Toutefois, en parallèle d'un certain progressisme, dès sa genèse, la Silicon Valley était empreinte de certains discours eugénistes, racistes...

Ce discours s'est développé en effet sur un terreau eugéniste. Une série de travaux et déclarations faites au tournant du 19e siècle et du 20e siècle le prouve, à commencer par celles de Leland Stanford, fondateur de l'université, qui voyait dans l'immigration chinoise et asiatique un danger pour les Etats-Unis. En 1992, Peter Thiel et l'investisseur David Sacks ont écrit un livre contre le multiculturalisme à Stanford, accusé d'abaisser le niveau de cette université d'élite. Elon Musk mène une guerre contre le « virus woke » et condamne l'immigration illégale. Ils soutiennent aujourd'hui tous le candidat Trump.

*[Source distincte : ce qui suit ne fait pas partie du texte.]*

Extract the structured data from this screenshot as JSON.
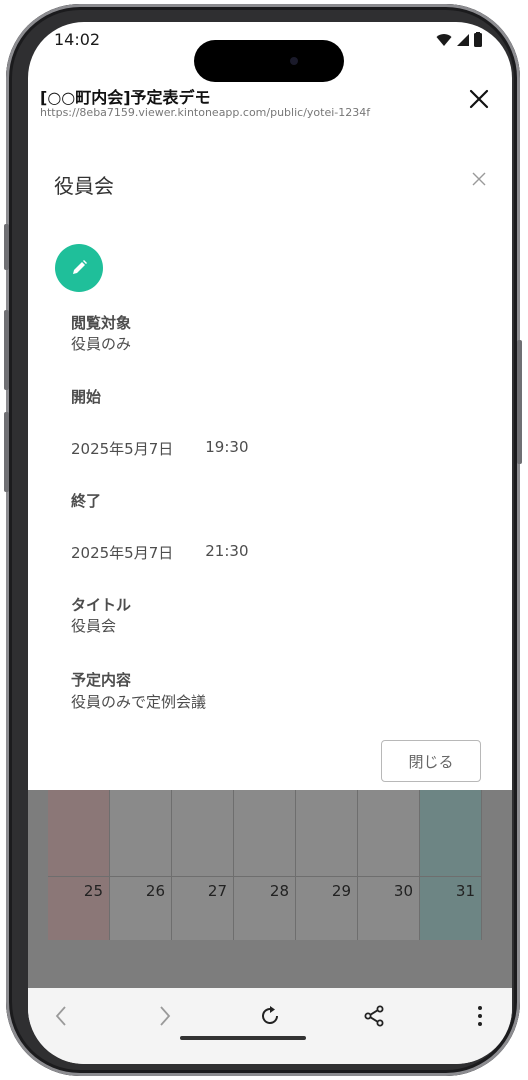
{
  "status_bar": {
    "time": "14:02"
  },
  "browser": {
    "page_title": "[○○町内会]予定表デモ",
    "url": "https://8eba7159.viewer.kintoneapp.com/public/yotei-1234f"
  },
  "modal": {
    "title": "役員会",
    "fields": {
      "audience": {
        "label": "閲覧対象",
        "value": "役員のみ"
      },
      "start": {
        "label": "開始",
        "date": "2025年5月7日",
        "time": "19:30"
      },
      "end": {
        "label": "終了",
        "date": "2025年5月7日",
        "time": "21:30"
      },
      "title": {
        "label": "タイトル",
        "value": "役員会"
      },
      "content": {
        "label": "予定内容",
        "value": "役員のみで定例会議"
      }
    },
    "close_button": "閉じる"
  },
  "calendar": {
    "days": [
      "25",
      "26",
      "27",
      "28",
      "29",
      "30",
      "31"
    ]
  },
  "colors": {
    "accent": "#1fbf9a",
    "sunday": "#8b7777",
    "saturday": "#6d8584"
  }
}
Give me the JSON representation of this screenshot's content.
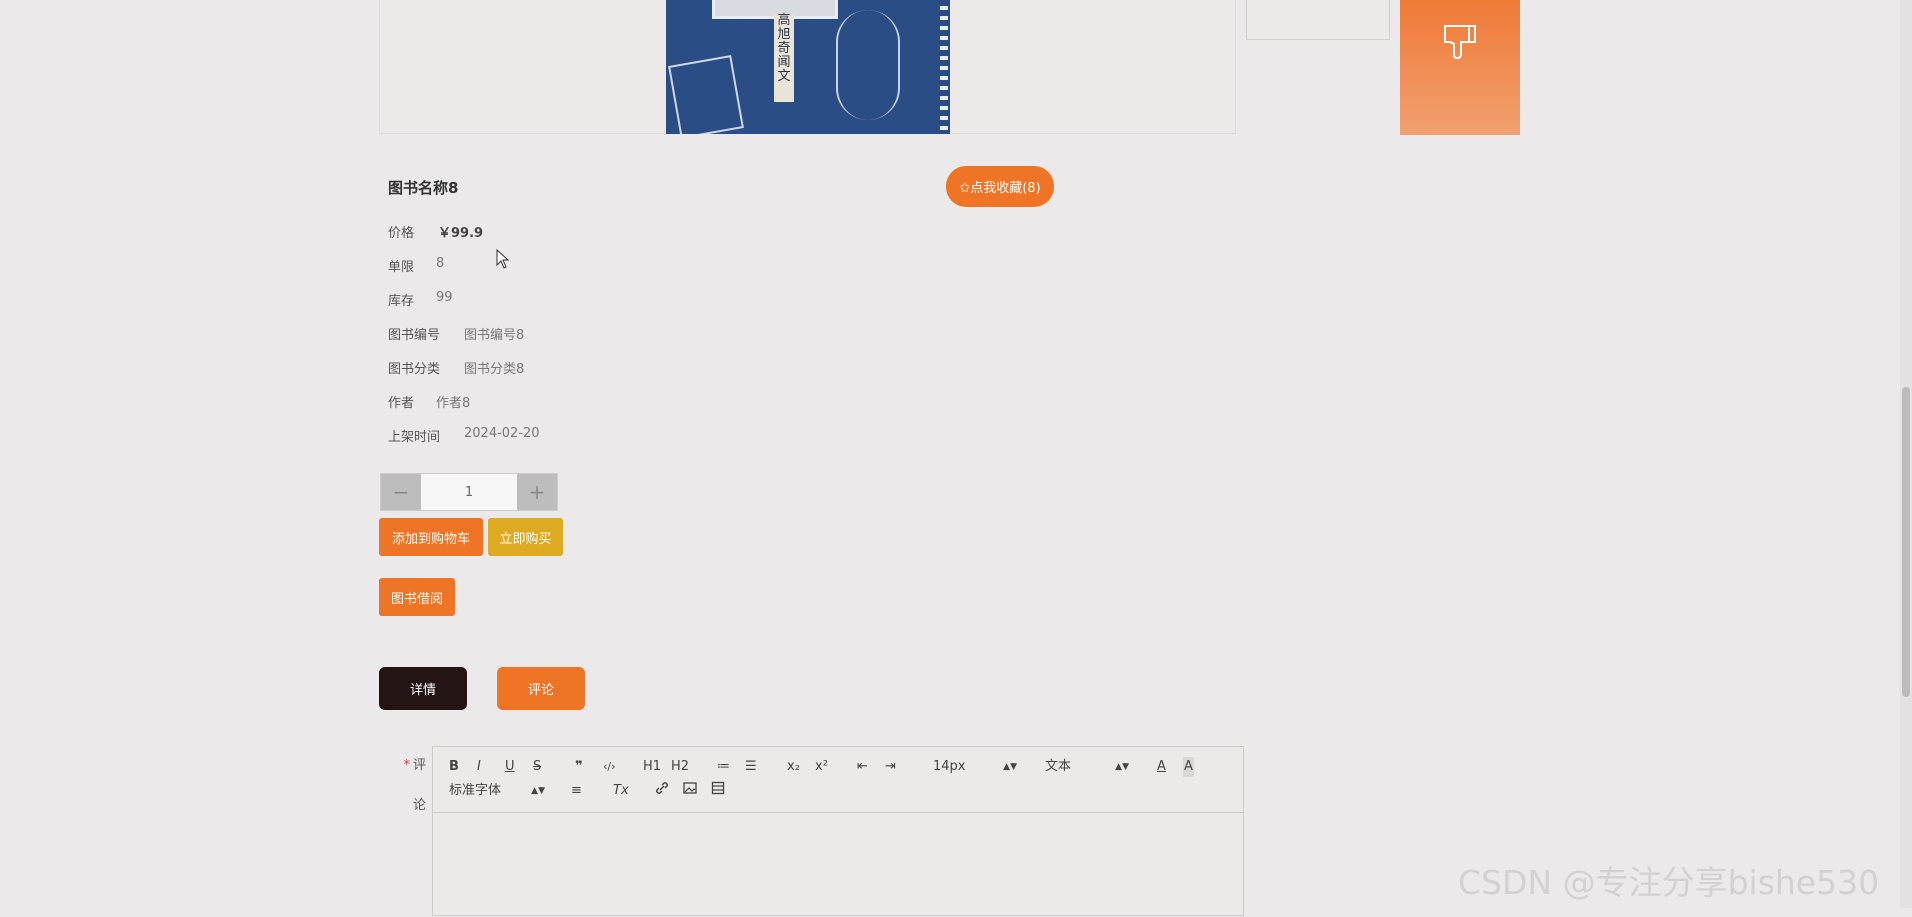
{
  "book": {
    "name": "图书名称8",
    "cover_text": "高旭奇闻文",
    "favorite_label": "✩点我收藏(8)"
  },
  "details": [
    {
      "label": "价格",
      "value": "￥99.9"
    },
    {
      "label": "单限",
      "value": "8"
    },
    {
      "label": "库存",
      "value": "99"
    },
    {
      "label": "图书编号",
      "value": "图书编号8"
    },
    {
      "label": "图书分类",
      "value": "图书分类8"
    },
    {
      "label": "作者",
      "value": "作者8"
    },
    {
      "label": "上架时间",
      "value": "2024-02-20"
    }
  ],
  "quantity": {
    "value": "1",
    "minus": "−",
    "plus": "+"
  },
  "actions": {
    "add_to_cart": "添加到购物车",
    "buy_now": "立即购买",
    "borrow": "图书借阅"
  },
  "tabs": {
    "detail": "详情",
    "comment": "评论"
  },
  "comment_form": {
    "required_mark": "*",
    "label_line1": "评",
    "label_line2": "论",
    "toolbar": {
      "bold": "B",
      "italic": "I",
      "underline": "U",
      "strike": "S",
      "quote": "❞",
      "code": "‹/›",
      "h1": "H1",
      "h2": "H2",
      "ordered_list": "≔",
      "bullet_list": "☰",
      "subscript": "x₂",
      "superscript": "x²",
      "outdent": "⇤",
      "indent": "⇥",
      "font_size": "14px",
      "format": "文本",
      "font_family": "标准字体",
      "align": "≡",
      "clear": "Tx",
      "link": "🔗",
      "image": "▣",
      "video": "▤"
    }
  },
  "watermark": "CSDN @专注分享bishe530",
  "colors": {
    "accent": "#ef7425",
    "buy": "#ddaa22",
    "dark_tab": "#241414",
    "background": "#ebe9e9"
  }
}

Aujourd'hui dans la Silicon Valley, les travailleurs de la Tech sont majoritairement d'origine indienne, chinoise et européenne. Mais ils partagent ce lègue, via une conception de la société qui se divise entre personnes supérieures et inférieures, non à cause de leur race, mais du fait de leur intelligence, de leur capacité de travail, de leurs réussites et de leurs ambitions. Cette tradition s'enracine dans le darwinisme social de la seconde moitié du 19e siècle, un darwinisme qui prospérait à Stanford et qui est toujours vivace, comme l'illustre le récent manifeste techno-optimisme de Marc Andreessen.

Le retrait de Joe Biden et la probable candidature de Kamala Harris peuvent-ils changer la donne ?

Elle est née à Oakland, et a fait le début de sa carrière à San Francisco, avant de devenir procureur de Californie. Elle connait bien la Silicon Valley. Sa mère était biologiste et son père économiste à Stanford. Elle apparaît comme la candidate des femmes, de l'ouverture, de la défense des minorités sociales et politiques. Elle connaît la Tech et y a des soutiens puissants, à commencer par Reid Hoffman, l'ancien fondateur de LinkedIn, qui travaille depuis le retrait de Joe Biden à relancer l'élan démocrate qui s'était épuisé dans la Silicon Valley. Aux Etats-Unis, elle a déjà été attaquée à gauche et à droite : trop noire ou pas assez noire, trop régulatrice ou trop proche du pouvoir, contre le port d'arme et pour l'IVG, trop interventionniste et manque de stature internationale. En un sens, elle permettra sûrement à la Tech de reparler de politique, au-delà de la seule question des affaires.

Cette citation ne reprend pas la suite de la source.